Наши «Сто лучших книг» не обязательно должны быть вашими, а ваши — нашими; главное, чтобы в этом коротком промежутке между тьмой и тьмой, который мы называем нашей жизнью, мы были захватывающе и страстно развлечены; невинно, если так можно устроить — а что лучше книг способствует этому? — и безвредно, будем надеяться, да поможет нам Бог, но, во всяком случае, развлечены, ибо единственный непростительный грех — это грех восприятия этого проходящего мира слишком серьезно. Наше сокровище не здесь; оно в царстве небесном, а царство небесное — это Воображение. Воображение! Как все другие способы бегства от того, что посредственно в наших запутанных жизнях, бледнеют рядом с этой высокой и горящей звездой!

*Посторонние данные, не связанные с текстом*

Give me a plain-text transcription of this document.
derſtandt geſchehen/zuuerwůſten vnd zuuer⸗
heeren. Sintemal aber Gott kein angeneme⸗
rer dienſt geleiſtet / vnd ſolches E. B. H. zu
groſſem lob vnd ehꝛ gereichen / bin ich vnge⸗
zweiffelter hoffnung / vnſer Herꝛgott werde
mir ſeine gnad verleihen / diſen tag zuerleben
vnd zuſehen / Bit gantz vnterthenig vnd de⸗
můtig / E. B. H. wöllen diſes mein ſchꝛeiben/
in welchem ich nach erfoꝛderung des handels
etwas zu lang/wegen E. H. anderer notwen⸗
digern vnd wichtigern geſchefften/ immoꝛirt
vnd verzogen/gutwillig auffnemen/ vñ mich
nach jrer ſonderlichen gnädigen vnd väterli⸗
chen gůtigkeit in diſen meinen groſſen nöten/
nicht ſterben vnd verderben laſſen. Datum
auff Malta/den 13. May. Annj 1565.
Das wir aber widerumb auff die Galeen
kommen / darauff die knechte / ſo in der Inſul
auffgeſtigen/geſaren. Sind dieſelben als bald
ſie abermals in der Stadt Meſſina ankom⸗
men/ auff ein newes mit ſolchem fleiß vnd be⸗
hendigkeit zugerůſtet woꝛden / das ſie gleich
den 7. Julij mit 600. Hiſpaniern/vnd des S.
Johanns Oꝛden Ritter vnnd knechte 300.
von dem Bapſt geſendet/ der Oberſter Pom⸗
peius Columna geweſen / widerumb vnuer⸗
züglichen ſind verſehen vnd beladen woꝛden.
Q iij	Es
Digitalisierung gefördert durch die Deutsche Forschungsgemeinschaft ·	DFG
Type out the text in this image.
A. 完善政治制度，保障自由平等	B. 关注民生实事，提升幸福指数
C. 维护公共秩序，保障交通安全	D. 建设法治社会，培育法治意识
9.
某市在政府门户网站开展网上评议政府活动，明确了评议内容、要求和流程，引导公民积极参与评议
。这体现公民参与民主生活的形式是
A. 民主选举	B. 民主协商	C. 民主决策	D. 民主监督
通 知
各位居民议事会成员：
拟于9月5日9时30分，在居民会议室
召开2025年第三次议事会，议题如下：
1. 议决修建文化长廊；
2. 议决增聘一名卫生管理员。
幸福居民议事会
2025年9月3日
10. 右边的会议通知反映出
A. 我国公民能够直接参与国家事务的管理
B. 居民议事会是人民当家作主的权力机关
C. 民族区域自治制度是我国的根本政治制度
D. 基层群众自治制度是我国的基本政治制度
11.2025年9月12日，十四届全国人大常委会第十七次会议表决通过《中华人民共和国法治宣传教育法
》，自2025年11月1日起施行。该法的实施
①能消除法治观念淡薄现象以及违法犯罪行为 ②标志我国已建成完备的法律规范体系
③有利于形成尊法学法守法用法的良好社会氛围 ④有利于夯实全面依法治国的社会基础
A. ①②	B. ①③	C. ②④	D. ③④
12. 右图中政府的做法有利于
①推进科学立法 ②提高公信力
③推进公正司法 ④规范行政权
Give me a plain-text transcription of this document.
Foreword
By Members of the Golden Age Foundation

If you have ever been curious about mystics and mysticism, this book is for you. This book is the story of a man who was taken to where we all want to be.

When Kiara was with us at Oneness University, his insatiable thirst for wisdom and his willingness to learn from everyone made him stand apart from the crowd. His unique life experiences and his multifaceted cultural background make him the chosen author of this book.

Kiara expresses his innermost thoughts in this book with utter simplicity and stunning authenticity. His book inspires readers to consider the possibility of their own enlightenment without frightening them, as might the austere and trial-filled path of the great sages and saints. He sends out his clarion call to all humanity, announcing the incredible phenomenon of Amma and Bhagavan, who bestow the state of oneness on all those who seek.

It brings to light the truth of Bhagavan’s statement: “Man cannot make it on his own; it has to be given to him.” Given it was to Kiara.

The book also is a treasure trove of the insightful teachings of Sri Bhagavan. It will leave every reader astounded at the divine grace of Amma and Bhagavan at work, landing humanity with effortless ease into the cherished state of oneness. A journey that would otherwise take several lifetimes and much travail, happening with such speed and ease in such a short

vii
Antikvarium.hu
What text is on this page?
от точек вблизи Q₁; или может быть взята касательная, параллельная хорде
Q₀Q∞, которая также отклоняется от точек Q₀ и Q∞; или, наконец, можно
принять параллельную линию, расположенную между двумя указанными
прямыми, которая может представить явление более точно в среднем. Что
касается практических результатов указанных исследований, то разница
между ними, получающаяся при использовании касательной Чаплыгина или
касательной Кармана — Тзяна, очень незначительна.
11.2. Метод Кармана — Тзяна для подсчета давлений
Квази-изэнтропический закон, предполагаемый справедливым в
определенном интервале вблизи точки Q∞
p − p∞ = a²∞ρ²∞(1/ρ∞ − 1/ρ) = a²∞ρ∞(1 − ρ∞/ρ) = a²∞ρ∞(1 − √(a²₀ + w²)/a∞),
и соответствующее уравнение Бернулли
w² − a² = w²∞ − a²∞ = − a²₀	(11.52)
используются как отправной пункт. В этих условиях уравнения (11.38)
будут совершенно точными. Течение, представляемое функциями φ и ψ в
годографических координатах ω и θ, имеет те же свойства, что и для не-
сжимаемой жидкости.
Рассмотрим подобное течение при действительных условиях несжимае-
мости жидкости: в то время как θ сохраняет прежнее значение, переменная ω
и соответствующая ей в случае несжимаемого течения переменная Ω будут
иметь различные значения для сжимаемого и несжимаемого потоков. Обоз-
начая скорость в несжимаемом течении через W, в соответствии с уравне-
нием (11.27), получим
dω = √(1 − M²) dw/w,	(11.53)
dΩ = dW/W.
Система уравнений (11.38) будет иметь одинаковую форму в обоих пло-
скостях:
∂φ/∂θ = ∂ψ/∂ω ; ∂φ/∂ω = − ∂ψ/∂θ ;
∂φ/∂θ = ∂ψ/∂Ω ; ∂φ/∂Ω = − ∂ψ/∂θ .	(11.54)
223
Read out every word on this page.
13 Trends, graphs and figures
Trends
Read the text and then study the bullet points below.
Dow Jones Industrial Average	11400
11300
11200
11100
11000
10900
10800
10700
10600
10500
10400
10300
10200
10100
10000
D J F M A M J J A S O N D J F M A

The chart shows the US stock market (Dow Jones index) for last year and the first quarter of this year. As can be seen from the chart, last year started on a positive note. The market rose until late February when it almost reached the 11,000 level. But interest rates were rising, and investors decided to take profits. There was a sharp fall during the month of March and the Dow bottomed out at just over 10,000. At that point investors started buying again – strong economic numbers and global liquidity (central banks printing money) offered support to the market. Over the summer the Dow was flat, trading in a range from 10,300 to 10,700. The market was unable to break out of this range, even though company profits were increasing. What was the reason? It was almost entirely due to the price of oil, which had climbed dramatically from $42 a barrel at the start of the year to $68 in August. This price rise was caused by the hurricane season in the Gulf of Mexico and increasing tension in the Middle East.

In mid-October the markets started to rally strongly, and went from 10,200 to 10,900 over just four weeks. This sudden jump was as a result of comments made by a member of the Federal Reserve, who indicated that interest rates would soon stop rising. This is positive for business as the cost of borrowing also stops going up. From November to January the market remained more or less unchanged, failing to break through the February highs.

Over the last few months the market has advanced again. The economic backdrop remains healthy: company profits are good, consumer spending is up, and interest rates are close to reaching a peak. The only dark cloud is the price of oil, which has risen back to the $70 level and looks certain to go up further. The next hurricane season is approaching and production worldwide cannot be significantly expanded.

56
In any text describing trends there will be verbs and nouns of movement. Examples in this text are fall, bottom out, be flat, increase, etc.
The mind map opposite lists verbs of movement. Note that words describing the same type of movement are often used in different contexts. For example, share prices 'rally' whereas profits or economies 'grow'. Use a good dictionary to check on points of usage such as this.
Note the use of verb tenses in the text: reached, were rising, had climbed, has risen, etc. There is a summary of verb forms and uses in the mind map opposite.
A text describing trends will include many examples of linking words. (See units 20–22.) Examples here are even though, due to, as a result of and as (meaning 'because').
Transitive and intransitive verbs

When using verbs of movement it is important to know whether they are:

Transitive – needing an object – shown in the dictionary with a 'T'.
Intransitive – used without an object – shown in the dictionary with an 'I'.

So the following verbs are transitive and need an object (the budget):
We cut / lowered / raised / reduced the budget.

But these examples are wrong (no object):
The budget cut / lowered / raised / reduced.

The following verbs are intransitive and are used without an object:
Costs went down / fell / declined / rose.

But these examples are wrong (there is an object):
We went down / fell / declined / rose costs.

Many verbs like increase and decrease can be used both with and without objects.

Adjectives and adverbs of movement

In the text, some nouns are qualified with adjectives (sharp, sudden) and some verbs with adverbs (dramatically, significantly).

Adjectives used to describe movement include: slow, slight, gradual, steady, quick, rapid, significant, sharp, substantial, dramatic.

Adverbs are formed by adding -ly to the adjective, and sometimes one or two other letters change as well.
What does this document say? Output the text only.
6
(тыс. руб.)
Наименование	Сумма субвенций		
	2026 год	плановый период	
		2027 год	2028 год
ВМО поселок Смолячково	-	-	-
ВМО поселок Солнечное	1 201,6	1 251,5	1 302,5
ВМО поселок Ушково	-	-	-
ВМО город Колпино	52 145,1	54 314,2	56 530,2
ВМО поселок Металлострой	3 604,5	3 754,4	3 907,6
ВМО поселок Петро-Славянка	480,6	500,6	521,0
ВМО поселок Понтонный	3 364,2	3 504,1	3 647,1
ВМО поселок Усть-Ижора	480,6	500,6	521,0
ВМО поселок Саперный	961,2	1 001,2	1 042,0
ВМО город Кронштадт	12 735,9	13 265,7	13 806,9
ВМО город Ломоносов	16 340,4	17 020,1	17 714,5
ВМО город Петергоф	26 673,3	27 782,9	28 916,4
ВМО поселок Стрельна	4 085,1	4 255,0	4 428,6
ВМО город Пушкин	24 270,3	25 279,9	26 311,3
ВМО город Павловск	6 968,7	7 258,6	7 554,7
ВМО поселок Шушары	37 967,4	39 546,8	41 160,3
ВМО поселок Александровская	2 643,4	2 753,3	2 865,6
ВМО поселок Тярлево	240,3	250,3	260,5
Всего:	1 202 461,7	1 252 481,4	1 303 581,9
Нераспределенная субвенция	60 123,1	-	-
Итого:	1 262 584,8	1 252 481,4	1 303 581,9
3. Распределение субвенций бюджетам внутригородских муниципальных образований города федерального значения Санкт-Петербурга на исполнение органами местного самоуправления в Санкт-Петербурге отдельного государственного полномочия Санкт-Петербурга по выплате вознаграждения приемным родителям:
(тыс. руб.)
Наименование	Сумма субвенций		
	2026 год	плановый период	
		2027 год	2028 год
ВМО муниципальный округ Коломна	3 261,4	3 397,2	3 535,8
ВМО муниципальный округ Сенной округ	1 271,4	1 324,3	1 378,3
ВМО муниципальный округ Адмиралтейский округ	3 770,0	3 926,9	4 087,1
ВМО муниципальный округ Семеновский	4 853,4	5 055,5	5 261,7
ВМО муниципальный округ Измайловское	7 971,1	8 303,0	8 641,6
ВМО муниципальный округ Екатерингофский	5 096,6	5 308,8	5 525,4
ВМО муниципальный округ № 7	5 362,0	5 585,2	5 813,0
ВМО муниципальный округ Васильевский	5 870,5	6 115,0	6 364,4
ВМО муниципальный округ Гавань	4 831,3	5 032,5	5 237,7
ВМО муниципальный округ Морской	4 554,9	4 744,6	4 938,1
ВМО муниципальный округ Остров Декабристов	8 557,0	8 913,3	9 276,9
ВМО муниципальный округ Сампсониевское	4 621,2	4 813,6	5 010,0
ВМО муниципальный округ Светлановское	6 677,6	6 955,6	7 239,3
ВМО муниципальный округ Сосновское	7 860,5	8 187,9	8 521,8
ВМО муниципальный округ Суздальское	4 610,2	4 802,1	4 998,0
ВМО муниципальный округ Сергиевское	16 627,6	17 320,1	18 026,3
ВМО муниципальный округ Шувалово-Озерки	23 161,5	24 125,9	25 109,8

С помощью Воображения мы можем сделать что-то из наших дней, что-то из драмы этой запутанной суматохи, и, возможно, в конце концов — кто знает? — в этом есть нечто большее, чем просто «развлечение». Время от времени, когда мы делаем паузу в чтении, приходит дыхание, шепот, слух о чем-то другом; о чем-то сверх того «вечного сейчас», которое является мудрейшей заботой нашей страсти, но не мудры те, кто стремился бы ограничить это мимолетное предчувствие стенами разума или системы. Оно приходит; оно уходит; оно есть; его нет. Сто лучших книг не принесли его; Сто лучших книг не могут отнять его. Странно и чудесно оно смешивается с теми смутными воспоминаниями о том, что мы читали, где-то, когда-то, и не всегда в одиночестве. Странно и чудесно оно смешивается с теми другими моментами, когда лучшие книги в мире кажутся неуместными, а вся «культура» — дерзким вторжением; но как бы оно ни приходило и как бы ни уходило, это та вещь, которая делает нашу серьезность смешной, а нашу философию — педантичной. Это та вещь, которая придает «развлечениям» воображения то прикосновение горящего огня; то дыхание более широкого воздуха; тот вкус более острой соли, которые, прибывая, когда мы меньше всего ожидаем и меньше всего — знает Бог — заслуживаем этого, делают любое окончательное мнение о материи этого мира тщетным и ложным; а любое осуждение мнений других — глупым и пустым. Оно разрушает наши уверенности, как облегчает наши страдания, и каким-то невыразимым образом, подобно первоцвету, растущему на краю гробницы, оно посылает в тяжелую ночь мимолетный сигнал: «Bon espoir y gist au fond!»